In an opinion issued last Thursday, a top Canadian court may have opened the door for U.S. plaintiffs firms to participate more openly in Canadian class actions.

The Ontario Superior Court–the provincial court handling Canada’s most important class actions–ruled that direct involvement of U.S. counsel is permissible in a year-old stock-drop suit against Toronto-listed mining company Timminco Limited. The U.S. firm Milberg has been open about its assistance to the eight-lawyer class action boutique Kim Orr in the case. The class action, one of the country’s largest claims under a new U.S.-style securities law, seeks Can. $520 million in damages.
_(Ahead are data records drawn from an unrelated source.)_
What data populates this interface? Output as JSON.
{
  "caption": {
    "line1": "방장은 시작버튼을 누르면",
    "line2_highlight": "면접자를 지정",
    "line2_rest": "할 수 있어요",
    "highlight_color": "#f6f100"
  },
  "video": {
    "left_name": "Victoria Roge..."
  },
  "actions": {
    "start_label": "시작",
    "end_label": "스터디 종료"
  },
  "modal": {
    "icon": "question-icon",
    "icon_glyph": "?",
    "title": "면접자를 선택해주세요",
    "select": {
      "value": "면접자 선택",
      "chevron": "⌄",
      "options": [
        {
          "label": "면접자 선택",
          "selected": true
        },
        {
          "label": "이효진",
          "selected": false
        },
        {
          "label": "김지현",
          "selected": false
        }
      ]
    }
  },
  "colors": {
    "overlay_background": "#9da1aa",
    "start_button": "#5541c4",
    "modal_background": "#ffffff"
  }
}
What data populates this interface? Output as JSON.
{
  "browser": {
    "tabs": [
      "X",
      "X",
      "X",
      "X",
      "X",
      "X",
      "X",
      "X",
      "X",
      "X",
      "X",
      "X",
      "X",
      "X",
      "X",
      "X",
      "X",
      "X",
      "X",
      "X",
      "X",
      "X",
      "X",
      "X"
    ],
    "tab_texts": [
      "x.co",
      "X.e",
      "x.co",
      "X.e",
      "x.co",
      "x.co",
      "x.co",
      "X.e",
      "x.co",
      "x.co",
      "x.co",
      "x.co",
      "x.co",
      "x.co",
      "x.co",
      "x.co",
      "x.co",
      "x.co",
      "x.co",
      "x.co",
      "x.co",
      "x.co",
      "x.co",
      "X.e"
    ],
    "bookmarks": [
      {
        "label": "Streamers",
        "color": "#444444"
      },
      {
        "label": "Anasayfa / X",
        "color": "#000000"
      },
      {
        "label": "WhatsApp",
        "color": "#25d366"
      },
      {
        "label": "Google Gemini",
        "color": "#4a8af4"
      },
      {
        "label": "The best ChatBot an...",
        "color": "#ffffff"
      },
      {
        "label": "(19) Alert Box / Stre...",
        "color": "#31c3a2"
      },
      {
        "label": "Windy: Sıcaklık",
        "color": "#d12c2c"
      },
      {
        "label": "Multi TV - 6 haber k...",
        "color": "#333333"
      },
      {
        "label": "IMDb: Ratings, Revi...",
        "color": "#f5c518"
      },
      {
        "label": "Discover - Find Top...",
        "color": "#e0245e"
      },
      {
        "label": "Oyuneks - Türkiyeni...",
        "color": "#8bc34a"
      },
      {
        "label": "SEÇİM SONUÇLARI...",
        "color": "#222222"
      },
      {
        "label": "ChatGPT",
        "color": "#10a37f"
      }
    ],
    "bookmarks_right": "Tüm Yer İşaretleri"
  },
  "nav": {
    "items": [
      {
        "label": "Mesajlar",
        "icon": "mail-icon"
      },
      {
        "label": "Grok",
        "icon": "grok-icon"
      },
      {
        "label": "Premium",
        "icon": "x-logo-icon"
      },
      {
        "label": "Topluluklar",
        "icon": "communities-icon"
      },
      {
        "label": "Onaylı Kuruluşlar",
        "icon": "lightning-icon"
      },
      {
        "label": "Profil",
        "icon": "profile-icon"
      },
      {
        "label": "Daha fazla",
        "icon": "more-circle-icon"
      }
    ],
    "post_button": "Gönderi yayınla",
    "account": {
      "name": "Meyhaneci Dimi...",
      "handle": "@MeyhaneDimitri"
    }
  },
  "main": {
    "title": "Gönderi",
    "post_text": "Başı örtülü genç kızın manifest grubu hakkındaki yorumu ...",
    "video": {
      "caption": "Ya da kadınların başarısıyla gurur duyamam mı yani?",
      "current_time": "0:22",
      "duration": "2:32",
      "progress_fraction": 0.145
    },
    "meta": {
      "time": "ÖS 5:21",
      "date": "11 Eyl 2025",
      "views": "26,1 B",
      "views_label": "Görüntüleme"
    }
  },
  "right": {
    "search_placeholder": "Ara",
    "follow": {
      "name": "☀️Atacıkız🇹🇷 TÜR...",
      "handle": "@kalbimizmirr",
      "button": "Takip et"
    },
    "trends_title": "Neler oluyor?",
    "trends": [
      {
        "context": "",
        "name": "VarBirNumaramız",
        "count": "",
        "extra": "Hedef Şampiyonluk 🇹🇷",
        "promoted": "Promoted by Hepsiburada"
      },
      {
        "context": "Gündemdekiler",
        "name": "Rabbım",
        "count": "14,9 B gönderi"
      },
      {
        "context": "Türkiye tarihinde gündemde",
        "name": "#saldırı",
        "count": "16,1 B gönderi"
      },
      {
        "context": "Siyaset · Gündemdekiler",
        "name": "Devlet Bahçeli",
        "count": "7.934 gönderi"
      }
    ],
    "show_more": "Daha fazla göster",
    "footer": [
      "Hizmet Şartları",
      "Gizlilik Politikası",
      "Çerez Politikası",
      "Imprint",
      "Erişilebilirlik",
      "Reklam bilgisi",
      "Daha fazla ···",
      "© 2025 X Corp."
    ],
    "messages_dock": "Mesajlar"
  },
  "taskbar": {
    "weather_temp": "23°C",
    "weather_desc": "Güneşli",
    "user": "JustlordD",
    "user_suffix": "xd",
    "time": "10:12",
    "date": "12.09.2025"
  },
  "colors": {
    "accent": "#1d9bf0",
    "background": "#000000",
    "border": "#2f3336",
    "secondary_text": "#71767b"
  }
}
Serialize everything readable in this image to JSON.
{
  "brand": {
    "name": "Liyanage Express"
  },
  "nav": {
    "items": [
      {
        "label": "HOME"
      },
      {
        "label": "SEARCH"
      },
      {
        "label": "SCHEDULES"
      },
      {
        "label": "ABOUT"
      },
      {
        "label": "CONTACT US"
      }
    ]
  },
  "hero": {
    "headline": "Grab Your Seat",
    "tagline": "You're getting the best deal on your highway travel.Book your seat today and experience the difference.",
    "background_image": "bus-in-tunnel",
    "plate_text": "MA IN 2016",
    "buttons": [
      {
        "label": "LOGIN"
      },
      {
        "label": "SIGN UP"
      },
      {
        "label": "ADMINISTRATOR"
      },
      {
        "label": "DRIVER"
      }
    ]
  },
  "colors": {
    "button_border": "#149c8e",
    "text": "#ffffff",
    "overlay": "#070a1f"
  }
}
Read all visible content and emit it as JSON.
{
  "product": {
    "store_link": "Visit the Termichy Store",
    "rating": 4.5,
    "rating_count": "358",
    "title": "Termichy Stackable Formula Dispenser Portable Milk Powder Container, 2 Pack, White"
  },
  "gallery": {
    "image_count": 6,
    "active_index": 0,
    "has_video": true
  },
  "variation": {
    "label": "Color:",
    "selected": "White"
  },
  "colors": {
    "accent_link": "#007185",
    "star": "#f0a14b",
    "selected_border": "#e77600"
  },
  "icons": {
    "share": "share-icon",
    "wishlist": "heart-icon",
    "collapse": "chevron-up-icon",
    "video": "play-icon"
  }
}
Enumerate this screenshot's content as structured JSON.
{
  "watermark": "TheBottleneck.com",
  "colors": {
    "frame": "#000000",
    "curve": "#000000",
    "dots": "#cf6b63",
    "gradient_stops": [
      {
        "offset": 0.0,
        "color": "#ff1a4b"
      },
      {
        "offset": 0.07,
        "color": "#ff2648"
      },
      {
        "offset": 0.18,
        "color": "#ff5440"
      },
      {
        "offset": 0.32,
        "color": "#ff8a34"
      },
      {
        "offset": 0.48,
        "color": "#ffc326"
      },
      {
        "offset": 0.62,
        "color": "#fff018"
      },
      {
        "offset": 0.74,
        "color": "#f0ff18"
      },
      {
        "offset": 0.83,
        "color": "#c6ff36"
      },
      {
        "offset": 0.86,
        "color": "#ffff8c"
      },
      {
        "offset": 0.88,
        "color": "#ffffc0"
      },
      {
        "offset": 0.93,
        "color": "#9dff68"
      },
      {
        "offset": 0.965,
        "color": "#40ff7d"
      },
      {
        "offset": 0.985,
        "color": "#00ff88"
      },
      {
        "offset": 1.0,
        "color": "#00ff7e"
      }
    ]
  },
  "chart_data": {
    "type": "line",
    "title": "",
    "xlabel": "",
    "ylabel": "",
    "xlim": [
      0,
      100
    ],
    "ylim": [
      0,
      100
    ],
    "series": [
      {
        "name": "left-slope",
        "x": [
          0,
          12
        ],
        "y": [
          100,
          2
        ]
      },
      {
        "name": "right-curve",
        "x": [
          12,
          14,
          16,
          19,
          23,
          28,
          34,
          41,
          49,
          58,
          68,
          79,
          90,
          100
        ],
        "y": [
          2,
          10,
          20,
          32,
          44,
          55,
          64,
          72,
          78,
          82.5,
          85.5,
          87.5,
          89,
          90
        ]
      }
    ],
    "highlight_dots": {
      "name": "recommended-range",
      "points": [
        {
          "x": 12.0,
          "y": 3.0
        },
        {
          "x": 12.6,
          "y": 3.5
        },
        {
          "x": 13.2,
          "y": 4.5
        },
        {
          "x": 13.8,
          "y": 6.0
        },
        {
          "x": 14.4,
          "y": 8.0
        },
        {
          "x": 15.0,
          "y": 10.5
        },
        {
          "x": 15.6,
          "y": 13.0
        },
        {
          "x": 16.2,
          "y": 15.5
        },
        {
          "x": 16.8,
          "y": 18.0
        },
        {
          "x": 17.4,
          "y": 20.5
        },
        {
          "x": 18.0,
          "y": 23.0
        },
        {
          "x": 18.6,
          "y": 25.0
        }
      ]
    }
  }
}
Previously, the Ontario Court had ruled against plaintiffs in at least one case where U.S. involvement became a central issue. In a 2005 decision in Poulin v. Ford, a judge threw out a product liability class action, noting the Canadian firm’s relationship with Motley Rice had gone too far. In that case, Motley was essentially underwriting all litigation costs, and had an agreement with its Canadian counterpart to split the contingency fee.

In this case, Milberg’s role appears to be less direct: It is helping Kim Orr in its investigation and document review, and is providing “strategic advice.” “Prior decisions had really never raised the issue of the extent of American counsel’s involvement this early on,” said Michael Spencer, a Milberg partner involved in the Timminco case. Milberg is actively looking at other potential matters it can help Kim Orr with, he added.

The issue of Milberg came up in a bitter dispute between two plaintiffs firms over which should be granted lead counsel status in the case, known in Canada as a carriage battle. Siskinds and Kim Orr, two elite Canadian plaintiffs class action firms described in detail in this August story in The American Lawyer, filed competing complaints late last year on the heels of Timminco’s stock collapse.

In a 21-page decision explaining his selection of Kim Orr, Justice Paul Perell indicated that, short of taking control of the case, Milberg’s involvement was entirely proper. “It would be grounds for disqualification of an Ontario law firm seeking carriage of an Ontario class action proceeding if the Ontario firm entered into an arrangement where an American law firm, or any foreign law firm for that matter, assumed de jure or de facto the role of the lawyer of record for the representative plaintiff, unless the foreign law firm obtained permission to practice law in Ontario,” Perell wrote. “I do not understand Milberg LLP’s proposed involvement as usurping the role of Kim Orr.”

Payment for Milberg’s services might appropriately be carved out of any future verdict or settlement. “There is nothing inherently wrong with…obtaining services from foreign law firms so long as there is no interference with or usurpation of the lawyer and client relationship,” Perell wrote.

“The central point is that the Canadian courts want strong Canadian counsel calling the shots with the American firms in the supportive role,” says Won Kim, name partner at Kim Orr. The 2005 case was different, he notes, in that “the court viewed that it was Motley Rice who was controlling every facet of the case, with a Canadian front man.”

Justice Perell chastised Siskinds’s A. Dimitri Lascaris for bringing up Milberg’s checkered past. “Unkindly, Siskinds draws attention to a serious stain on the reputation of Milberg LLP,” writes Perell. But “Milberg LLP does not bear the mark of Cain.” The two Milberg lawyers involved in the current filing, Michael Spencer and Arthur Miller, “were not parties to any wrongdoing and…thus no more needs to be said about this…matter.” Spencer is currently trial counsel in an ongoing U.S. securities class action trial, In re Vivendi Universal, S.A., Securities Litigation; Miller, a Milberg special counsel, heads Milberg’s appellate practice and is a professor at New York University School of Law.

The next step in the Timminco case, a motion for leave to proceed, will determine whether the case meets the legal bar to go forward. A date for that motion has not yet been set.